Once we have the data we need, we must make sure that our data is integrated, cleansed, and enriched. So we have it ready to make the most profit from it in any analytical application. And that's especially important considering the variety of data sources that we can find now. Considering this scenario, it is more than probable that we will find a lot of inconsistencies, duplications, and low-quality data; thus, we need to put the right technologies and processes in place to make sure that we have our data integrated.
3. Applying the best analytics.
This point will deserve an entirely new article. But as a central idea, and with the same approach that we use for data collection, before choosing a tool or concrete application from our data, we need to have a clear purpose or goal. And, then, choose the best way to get the insights and intelligence we need.
4. Share and use insights.
It might seem obvious, but many organizations fail at that point. So they are generating compelling insights, but the relevant information is never used for decision making. Many companies fail in putting the insight in front of the people that should be informed, and that can use the information for making decisions. Sometimes the insight arrives at the people that need it, but not at the right time or in the proper format, so, in consequence, is useless.
What are the benefits of these new sales insights
Exploring and exploiting valuable data to increase our retail and customer intelligence will deliver significant benefits for us. First of all, for us it will be a tremendous competitive advantage; it will help us to define more efficient strategies. In consequence, we will be able to grow our business by increasing sales and lowering costs. Sounds good, right?

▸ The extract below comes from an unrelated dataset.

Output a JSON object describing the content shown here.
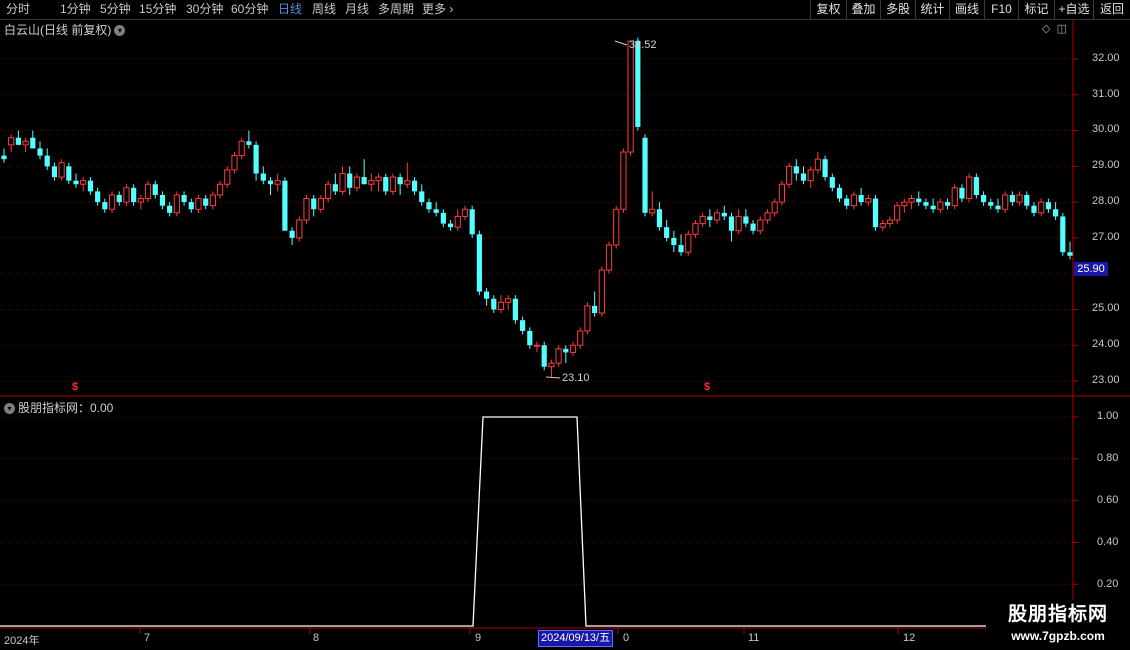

Having compelling insights at the right time can help us to cross-sell and drive customer retention. And at the same time, we will be able to manage our portfolio better and predict demand.
Conclusion
Retail is becoming a demanding market with giant threats as big online retailers, which are mastering the art of data and analytics. Thus, being data-drive is not an option anymore. Retailers need to make decisions based on reliable sales insights, not intuition. And to have the sales insights needed, the retail company would need to explore new data sources, ensure the quality and completeness of the data, and implement the proper analytics.